The memo noted that because of the importance of broadband services, local governments are starting to invest public dollars in broadband infrastructure improvements.
“One of the biggest impediments to local governments enhancing broadband infrastructure is a law passed in 2005, which has since been commonly referred to as ‘Senate Bill (SB) 152.’ SB 152 prohibits most uses of municipal or county money for infrastructure to improve local broadband service, without first going to a vote of the people. The hurdles put in place by this statute are not insurmountable; indeed, in the past few years 10 municipalities and three counties have placed measures on the ballot to override the prohibitions in SB 152. These measures have passed handily in virtually every jurisdiction — with the support of citizens who are frustrated and want timely action on broadband service in their communities.”

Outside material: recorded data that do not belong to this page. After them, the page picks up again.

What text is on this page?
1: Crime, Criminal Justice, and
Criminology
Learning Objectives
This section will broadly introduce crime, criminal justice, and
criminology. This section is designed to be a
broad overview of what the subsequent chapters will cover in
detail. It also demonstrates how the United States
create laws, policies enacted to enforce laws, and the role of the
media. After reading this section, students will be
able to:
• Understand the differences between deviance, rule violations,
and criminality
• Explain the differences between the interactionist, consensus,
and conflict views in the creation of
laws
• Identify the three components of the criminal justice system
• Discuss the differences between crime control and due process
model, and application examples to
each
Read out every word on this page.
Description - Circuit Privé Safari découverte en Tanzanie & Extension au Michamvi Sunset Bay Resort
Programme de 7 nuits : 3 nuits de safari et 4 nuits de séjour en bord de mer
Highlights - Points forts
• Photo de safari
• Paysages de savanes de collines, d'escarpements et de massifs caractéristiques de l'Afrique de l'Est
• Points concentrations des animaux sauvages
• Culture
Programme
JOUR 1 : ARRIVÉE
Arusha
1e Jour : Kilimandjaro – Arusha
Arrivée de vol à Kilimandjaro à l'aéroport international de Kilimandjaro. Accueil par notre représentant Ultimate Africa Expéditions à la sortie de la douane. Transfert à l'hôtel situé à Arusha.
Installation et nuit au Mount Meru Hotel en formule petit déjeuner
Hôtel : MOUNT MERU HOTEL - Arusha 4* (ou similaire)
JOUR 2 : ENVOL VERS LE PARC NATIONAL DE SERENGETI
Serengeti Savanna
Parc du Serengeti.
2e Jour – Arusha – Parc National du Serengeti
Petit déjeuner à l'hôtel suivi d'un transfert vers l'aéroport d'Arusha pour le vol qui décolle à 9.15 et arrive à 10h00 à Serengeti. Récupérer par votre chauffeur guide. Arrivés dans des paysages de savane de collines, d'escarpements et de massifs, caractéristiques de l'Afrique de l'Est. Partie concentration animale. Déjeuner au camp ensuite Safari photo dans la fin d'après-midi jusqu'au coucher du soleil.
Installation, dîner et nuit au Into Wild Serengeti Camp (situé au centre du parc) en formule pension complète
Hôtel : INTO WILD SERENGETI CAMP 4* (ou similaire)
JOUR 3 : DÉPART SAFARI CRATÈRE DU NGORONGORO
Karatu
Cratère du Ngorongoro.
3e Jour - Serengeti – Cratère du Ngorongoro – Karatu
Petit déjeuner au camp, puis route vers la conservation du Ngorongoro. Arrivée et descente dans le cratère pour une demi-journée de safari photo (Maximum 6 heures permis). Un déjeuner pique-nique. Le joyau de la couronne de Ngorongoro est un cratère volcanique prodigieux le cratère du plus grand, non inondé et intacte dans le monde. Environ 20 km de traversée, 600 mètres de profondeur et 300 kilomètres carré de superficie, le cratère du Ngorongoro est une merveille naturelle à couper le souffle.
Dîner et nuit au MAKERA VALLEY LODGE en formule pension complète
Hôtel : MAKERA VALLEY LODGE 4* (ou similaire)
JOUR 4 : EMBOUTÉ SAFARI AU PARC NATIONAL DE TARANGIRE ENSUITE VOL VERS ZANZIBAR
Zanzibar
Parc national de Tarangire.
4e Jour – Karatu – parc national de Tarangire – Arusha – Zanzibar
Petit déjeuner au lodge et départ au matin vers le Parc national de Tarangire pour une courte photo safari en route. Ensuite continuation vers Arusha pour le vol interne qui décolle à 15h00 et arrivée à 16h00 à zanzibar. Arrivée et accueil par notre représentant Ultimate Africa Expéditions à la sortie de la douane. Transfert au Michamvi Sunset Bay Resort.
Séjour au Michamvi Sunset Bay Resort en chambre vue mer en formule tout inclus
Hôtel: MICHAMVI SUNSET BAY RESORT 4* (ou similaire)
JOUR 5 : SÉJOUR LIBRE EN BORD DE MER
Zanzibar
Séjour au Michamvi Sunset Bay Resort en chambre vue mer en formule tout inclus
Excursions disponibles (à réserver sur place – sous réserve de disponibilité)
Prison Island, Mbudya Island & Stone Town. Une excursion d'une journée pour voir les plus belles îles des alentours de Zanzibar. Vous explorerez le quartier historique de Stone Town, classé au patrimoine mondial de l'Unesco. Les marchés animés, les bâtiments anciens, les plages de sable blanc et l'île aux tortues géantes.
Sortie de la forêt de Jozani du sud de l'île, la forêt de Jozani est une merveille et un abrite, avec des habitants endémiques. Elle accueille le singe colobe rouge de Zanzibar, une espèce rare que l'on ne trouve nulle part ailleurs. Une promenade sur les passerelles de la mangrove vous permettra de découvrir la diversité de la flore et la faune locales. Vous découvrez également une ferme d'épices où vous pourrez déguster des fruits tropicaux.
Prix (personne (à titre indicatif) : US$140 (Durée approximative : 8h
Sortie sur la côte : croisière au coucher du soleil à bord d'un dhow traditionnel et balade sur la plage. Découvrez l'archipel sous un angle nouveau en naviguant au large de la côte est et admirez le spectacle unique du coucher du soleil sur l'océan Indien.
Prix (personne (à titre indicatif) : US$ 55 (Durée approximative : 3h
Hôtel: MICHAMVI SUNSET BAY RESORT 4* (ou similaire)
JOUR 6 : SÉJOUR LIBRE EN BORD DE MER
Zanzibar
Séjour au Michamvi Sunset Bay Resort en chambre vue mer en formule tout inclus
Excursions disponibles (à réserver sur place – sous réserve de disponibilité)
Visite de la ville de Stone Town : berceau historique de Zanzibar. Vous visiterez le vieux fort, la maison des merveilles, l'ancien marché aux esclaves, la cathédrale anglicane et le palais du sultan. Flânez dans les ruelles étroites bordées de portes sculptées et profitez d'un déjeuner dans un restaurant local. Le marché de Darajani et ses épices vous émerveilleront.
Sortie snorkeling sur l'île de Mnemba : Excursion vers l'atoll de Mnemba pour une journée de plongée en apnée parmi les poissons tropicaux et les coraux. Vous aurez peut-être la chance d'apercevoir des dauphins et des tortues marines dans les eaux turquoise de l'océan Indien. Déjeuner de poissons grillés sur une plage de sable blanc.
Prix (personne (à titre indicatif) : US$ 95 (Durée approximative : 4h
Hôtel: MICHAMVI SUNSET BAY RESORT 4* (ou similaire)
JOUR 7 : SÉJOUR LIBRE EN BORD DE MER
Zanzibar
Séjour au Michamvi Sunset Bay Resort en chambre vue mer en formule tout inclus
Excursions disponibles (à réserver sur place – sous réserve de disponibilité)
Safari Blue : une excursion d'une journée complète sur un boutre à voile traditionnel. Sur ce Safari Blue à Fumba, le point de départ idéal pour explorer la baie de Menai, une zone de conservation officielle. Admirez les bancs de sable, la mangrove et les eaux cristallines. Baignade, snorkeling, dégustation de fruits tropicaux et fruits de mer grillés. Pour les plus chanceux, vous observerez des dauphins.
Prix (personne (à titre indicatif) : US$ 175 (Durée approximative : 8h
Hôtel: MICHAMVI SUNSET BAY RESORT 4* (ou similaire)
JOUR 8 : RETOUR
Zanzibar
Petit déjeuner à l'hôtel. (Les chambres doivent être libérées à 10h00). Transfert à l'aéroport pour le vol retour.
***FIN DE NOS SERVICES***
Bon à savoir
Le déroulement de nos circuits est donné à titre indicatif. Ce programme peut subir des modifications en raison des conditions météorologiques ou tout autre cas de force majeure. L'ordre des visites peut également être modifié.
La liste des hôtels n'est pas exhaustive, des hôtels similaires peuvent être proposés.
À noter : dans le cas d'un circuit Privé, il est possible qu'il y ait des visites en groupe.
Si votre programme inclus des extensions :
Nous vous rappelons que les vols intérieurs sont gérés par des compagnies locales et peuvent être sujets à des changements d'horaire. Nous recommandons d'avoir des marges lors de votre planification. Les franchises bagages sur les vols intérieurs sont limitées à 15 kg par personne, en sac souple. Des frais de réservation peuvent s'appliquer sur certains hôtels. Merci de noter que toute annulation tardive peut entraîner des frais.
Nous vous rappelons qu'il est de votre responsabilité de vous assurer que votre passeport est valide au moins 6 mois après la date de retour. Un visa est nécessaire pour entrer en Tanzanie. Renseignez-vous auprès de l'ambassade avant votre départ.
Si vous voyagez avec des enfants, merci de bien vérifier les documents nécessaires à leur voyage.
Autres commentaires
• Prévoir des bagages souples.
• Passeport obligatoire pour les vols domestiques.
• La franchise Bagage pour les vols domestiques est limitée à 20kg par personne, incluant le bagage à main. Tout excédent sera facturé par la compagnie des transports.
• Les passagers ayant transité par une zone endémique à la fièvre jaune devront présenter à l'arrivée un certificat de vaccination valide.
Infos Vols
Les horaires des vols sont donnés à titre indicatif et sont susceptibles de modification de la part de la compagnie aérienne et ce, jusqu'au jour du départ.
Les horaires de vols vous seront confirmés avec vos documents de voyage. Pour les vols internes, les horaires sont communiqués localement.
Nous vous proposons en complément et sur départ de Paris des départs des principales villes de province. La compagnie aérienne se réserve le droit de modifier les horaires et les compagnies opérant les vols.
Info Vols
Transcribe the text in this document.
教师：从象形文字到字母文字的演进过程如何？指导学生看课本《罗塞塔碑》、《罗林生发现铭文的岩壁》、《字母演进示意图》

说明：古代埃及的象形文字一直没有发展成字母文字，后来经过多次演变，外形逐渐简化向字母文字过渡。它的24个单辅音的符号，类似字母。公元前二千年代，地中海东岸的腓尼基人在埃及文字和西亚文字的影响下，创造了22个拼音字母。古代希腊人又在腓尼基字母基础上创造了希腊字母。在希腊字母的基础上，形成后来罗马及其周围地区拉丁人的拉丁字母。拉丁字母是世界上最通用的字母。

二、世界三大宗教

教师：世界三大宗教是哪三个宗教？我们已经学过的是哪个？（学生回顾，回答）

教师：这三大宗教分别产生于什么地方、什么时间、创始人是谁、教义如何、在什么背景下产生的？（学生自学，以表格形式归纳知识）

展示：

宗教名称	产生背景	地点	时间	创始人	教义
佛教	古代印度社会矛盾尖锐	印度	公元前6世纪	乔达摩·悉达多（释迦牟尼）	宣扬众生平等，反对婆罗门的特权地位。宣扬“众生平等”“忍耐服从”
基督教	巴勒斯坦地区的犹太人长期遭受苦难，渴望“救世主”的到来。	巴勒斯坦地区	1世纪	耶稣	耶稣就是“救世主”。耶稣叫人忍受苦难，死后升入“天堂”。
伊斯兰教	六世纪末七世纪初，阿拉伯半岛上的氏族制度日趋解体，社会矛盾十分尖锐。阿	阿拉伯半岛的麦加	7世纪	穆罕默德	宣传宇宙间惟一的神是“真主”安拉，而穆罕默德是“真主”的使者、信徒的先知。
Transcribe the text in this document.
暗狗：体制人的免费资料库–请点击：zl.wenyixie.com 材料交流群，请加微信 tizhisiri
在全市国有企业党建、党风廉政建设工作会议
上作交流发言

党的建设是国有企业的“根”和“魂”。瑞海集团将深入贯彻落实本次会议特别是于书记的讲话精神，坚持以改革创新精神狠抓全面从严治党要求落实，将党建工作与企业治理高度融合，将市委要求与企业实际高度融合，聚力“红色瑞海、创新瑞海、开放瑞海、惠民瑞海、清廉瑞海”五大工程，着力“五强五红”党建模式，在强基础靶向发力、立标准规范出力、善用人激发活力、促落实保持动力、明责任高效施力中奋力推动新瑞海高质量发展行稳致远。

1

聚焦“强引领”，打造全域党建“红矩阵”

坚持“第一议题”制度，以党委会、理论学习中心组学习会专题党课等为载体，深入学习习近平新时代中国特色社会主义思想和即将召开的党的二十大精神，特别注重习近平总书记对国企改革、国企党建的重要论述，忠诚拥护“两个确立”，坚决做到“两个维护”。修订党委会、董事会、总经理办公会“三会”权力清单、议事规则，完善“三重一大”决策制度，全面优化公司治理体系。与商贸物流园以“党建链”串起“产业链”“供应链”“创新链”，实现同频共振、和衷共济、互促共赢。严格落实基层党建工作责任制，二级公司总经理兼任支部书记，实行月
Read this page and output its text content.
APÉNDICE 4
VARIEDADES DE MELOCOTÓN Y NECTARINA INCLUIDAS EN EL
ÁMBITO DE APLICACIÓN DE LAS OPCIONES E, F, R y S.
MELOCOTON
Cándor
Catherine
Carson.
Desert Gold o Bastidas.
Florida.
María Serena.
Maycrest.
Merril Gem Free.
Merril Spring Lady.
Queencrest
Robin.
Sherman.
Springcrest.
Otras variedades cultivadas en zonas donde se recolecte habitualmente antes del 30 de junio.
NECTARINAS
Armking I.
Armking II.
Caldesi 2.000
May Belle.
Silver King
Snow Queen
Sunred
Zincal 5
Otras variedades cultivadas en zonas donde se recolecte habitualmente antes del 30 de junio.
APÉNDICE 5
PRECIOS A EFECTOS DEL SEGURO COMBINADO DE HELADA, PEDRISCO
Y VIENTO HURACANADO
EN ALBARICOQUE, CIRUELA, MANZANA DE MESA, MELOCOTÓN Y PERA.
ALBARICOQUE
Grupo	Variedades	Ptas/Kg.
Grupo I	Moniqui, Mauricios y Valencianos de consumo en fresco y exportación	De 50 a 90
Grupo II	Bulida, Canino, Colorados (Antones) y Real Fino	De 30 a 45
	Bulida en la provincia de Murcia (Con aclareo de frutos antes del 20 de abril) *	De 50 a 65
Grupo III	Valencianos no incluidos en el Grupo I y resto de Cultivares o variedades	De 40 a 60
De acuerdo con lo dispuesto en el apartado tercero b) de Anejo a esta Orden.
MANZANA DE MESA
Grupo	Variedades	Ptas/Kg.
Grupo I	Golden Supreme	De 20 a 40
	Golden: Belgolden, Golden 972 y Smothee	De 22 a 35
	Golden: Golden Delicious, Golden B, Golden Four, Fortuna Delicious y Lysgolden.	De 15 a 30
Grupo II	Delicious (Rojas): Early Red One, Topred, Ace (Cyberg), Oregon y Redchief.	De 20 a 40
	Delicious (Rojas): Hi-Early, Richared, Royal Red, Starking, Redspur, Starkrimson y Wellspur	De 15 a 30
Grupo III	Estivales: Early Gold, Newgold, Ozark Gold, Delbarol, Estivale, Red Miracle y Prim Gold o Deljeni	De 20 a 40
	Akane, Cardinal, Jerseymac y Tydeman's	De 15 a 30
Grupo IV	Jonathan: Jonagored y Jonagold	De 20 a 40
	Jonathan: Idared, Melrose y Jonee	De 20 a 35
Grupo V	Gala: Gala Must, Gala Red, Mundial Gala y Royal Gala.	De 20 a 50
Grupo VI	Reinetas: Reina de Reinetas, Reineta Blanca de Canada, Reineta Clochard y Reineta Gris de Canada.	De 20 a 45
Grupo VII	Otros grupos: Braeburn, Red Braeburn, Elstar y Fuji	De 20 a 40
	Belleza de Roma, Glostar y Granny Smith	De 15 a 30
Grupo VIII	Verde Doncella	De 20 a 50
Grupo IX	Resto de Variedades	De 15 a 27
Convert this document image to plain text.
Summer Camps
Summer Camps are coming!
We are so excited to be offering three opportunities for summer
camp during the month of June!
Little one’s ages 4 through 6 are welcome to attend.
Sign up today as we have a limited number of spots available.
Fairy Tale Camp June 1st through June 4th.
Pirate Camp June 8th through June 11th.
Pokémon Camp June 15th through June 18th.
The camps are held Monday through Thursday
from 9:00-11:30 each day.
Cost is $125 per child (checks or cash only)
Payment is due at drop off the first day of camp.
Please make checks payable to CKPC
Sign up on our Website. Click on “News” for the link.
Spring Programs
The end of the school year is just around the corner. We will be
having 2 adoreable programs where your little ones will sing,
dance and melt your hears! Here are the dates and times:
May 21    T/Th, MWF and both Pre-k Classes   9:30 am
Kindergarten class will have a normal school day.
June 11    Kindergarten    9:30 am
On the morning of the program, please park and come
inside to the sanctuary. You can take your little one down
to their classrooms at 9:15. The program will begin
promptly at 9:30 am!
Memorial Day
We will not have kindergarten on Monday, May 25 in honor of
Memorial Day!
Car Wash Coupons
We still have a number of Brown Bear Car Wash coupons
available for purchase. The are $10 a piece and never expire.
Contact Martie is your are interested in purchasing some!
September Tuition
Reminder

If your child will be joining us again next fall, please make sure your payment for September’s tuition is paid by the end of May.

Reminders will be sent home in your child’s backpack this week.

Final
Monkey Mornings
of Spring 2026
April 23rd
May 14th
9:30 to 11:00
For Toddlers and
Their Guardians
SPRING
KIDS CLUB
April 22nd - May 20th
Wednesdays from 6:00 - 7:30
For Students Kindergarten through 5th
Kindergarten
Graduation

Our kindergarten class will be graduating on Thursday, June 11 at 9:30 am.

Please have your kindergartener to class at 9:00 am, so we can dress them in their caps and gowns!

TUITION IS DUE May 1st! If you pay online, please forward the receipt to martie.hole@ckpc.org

“This one is kind of a slam dunk,” noted Eagle Mayor Anne McKibbin about the town’s position.
No taxes are involved in the proposal and the question is aimed at giving Eagle more options regarding future broadband needs.
Marijuana Excise Tax
This ballot measure would impose an excise tax on marijuana cultivation in the town of Eagle. The municipal excise tax would be paid by marijuana cultivators when they ship product to retail stores or to infused products manufacturers. The state of Colorado already has an excise tax in place for marijuana cultivation.
In discussion of the topic, town board member Andy Jessen noted the tax has been suggested to capture revenue in the event a new, large cultivator starts business in town. He stressed the proposal is not aimed at charging additional taxes on the town’s sole existing retail and medical marijuana operation, Sweet Leaf Pioneer.
Eagle Town Attorney Ed Sands noted that the town board could exclude a retail operation that cultivates its own product from paying the tax if it decided to move forward with an excise proposal. Town board members instructed staff to discuss the issue with Sweet Leaf Pioneer to determine the business’s position regarding the excise tax idea.
When contacted this week, Sweet Leaf Pioneer owner Dave Manzanares noted he was grateful the town board was aware of the impact an excise tax would have on his existing business. However, he also said the overall effect of charging a municipal excise tax would likely discourage cultivation operations from locating in town.
Public Notice publication
The third item under consideration is a proposal to change public notice reporting requirements to allow the town to publish adopted ordinances by title only, rather than by publishing an ordinance in full.
A number of years ago, the town of Vail considered a similar move, but ultimately decided against proceeding with the action.